Filippo Georgi from Aldus Salam International Centre for Theoretical Physics, Italy, presented on issues determining regional, in contrast to global, climate change modeling. It listed the sources of uncertainties that are inherent in the assumptions underlying and built into the models. In spite of these uncertainties massive work done with various ensemble runs of models over time have shown consistently:
Climate change will not be uniform; there will be regional hotspots at subcontinental scales and these are consistent in different models over time; southern Australia particularly in the west is such a spot;
There will be wide variation in climate / weather patterns between consecutive years at the same location;
Rainfall will in general be less frequent but more intense over land masses; and
Globally there will be increases in heatwaves over land.
The government and energy industry seem to think that business nearly as usual with minor tinkering will get us through. Chris Mitchell from the CO2 Group discussed barriers to reducing Australia’s greenhouse emissions which include:
A series of market and regulatory failures rather than a lack of technology, which by and large exists;
Serious complexity in ownership, governance and regulation, incompatibilities in technology and measurement, and lack of good research which all combine to make assessment, planning and decision making about energy options impossibly difficult.

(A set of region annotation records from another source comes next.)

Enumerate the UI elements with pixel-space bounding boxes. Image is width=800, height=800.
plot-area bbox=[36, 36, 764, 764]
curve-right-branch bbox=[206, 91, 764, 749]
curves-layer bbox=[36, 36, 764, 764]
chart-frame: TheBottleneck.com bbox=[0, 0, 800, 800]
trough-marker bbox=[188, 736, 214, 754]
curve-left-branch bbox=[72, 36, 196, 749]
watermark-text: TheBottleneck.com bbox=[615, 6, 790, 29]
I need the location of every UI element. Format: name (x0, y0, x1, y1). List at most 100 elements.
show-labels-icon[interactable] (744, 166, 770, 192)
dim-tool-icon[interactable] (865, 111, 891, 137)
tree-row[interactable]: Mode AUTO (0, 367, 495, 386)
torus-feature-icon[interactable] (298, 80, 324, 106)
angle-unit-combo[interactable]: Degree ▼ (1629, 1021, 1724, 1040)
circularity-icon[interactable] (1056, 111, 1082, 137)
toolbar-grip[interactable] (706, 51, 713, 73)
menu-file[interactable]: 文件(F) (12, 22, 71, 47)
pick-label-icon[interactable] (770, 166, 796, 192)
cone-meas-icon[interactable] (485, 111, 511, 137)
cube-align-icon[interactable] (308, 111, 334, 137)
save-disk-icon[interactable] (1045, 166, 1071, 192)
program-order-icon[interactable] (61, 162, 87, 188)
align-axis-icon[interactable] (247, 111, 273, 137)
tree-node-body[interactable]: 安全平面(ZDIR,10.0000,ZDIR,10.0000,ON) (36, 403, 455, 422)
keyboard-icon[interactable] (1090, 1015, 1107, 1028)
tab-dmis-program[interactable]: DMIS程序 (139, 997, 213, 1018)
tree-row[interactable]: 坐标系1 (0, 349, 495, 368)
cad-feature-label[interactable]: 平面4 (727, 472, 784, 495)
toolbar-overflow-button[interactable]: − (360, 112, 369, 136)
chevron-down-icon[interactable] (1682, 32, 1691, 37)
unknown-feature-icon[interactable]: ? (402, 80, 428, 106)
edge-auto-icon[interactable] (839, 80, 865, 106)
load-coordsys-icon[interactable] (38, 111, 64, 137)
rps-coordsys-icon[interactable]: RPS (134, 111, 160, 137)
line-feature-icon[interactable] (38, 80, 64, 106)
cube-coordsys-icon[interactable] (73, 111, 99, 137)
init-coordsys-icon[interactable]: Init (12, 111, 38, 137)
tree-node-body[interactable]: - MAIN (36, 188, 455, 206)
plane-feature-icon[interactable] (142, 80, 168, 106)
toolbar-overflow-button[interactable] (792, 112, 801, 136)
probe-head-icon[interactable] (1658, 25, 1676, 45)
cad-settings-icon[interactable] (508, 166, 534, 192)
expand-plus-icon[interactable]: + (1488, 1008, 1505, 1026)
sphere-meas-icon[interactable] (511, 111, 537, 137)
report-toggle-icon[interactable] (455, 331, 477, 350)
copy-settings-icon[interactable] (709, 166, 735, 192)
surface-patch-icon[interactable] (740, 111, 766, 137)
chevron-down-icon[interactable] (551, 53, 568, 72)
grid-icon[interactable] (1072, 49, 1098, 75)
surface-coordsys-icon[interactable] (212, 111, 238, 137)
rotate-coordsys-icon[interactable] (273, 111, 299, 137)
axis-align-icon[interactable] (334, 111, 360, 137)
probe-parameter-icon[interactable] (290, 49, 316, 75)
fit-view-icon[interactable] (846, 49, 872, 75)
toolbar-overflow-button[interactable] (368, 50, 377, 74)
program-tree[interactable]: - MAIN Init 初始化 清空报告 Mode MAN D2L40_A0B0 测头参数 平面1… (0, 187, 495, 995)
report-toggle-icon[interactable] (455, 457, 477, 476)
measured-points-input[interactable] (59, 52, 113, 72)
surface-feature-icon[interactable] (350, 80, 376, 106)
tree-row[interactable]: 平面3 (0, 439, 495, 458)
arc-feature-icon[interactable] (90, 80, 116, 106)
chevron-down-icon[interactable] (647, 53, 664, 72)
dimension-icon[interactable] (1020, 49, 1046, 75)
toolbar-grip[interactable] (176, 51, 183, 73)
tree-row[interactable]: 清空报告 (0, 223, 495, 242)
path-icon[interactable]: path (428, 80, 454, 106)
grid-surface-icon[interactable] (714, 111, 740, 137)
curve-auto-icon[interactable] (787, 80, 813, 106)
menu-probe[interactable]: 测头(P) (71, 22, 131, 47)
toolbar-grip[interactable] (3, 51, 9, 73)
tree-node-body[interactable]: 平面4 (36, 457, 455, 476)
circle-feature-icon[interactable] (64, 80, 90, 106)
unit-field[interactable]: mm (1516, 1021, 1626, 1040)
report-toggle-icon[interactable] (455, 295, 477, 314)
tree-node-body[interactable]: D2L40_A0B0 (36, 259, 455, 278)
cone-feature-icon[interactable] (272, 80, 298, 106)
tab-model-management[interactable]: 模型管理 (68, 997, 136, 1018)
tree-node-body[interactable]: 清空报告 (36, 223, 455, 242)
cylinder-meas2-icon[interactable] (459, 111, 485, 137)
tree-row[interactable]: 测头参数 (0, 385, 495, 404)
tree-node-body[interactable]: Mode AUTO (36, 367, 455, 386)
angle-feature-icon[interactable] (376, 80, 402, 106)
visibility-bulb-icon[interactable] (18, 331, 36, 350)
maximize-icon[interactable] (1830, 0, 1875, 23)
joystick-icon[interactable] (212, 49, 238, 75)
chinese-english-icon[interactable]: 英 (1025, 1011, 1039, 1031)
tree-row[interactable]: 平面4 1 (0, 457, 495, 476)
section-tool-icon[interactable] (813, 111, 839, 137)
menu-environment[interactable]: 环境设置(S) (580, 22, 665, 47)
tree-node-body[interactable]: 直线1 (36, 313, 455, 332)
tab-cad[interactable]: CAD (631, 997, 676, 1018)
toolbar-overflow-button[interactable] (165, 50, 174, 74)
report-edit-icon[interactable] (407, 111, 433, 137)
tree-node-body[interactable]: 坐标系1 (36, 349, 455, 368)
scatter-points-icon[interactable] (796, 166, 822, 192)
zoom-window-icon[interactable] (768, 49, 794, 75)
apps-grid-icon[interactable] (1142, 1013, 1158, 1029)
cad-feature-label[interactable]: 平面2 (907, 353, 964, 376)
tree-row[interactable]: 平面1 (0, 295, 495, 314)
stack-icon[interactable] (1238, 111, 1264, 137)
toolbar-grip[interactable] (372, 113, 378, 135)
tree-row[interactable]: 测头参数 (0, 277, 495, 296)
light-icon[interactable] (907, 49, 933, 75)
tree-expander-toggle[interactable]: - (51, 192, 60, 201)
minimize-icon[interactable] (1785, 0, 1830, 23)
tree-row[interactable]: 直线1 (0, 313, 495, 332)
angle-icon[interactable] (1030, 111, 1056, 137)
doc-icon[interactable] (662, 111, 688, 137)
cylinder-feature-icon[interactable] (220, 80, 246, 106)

Various industry and government representatives, both those seeking and those giving advice, are clear that they understand there are uncertainties with the science, but they accept the precautionary principle and want scientists to give them a best estimate on which they can begin planning.
Graeme Pearman, former CSIRO Atmospheric Division director and now consultant, emphasised the proposition that understanding and working with human behaviour is fundamental in working our way toward solutions to the uncertain, complex, urgent and inequitable problem that is climate change. He and other speakers discussed ideas for building resilience and sustainable communities to take us along this path. I will report on resilience and adaptation elsewhere.
From a long discussion about oceans it is clear that the problem with global warming and oceans is not sea level rise, but in fact ocean warming and acidification. Other issues pertaining to increases and decreases in salinity are also important. Essentially though climate changes are consequent to the warming of the oceans, which are the major heat sink. Second, as the major CO2 sink, the oceans are acidifying. This not only reduces many species capacity to calcify their shells, but more dangerously it has other effects on a wide range of biological processes necessary for life and reproduction.
Other more specific issues will be covered elsewhere.
To conclude, Graeme Pearman drew the analogy that there are about 6 billion pieces in a Boeing 747. This is roughly the same as the number of species on the planet that make up the ecosystem on which we rely for air, clean water, food and so on. If we were told that one or two (unidentified) pieces of the 747 had been removed we would probably still chose to fly in it. If, however we were told that a random 30% of pieces had been removed, we probably would not. The IPCC AR4 puts the projected likely loss of known species from our ecosystem with a 2 degree rise in temperature at about 30%. Do we still want to fly? Or turn down the thermostat?